護司の糧は、つながり。肉体的でもいい、精神的でもいい、愛でも好意でも、はたまた憎しみでも構わない。何かのつながりがあれば、護司はこの世に繋ぎ止められる。その目的は個々にまちまちで、トートには、ディアの生きる目的はわからない。
ただ、どんな時もディアが側に居たから、トートはここまで生きてくることができたのであったから、感謝もしているし、繋がりを求められるのであればそれは持ちつ持たれつということで割り切る。これまでずっとそうしてきたから、トートには何の迷いもなかった。
ディアは随分と性技に長けているから、トートは今晩、どれくらい意識を散らすのかはわからない。

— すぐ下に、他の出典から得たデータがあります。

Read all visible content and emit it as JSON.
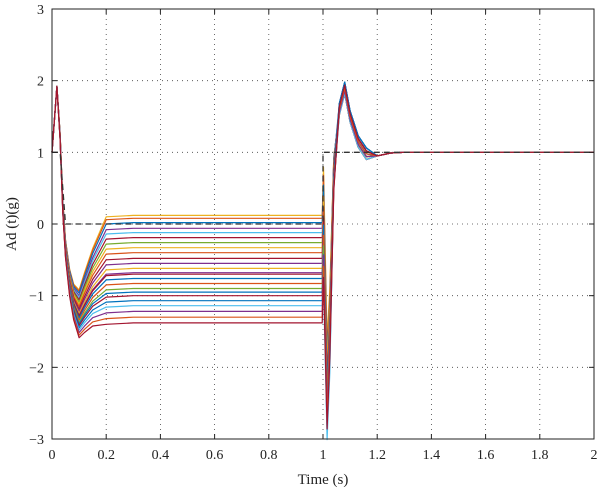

ちゅ、とディアは軽く口づけをしてから、主様、と囁いた。
「……都合のいい時だけそういう風に呼んで狡い」
「おっ興奮する?いいねえ、そうこなくっちゃ」
ディアの目が、ぎらりと光って。それから。
「んっ……」
少しだけ乱暴に、くちびるが押し当てられて。口を抉じ開けて、ディアの舌がトートの舌と絡まる。
「でぃ、あっ……」
ディアの身体は、些か熱い。薪に当たっているかのよう。太い腕が背中へと周り、んぐうっ、とディアは唾を飲んだ。一度口を放して。
「やっべえ。ひっさびさだから止まんなくなりそう」
「お手柔らかにって言っても駄目そう」
「加減するって。あんま没頭しちまうと、何かあった時困る」
そうは言うものの、ディアの目は笑ってはいなかった。真剣で、獰猛な、性に飢えた獣の目をしていた。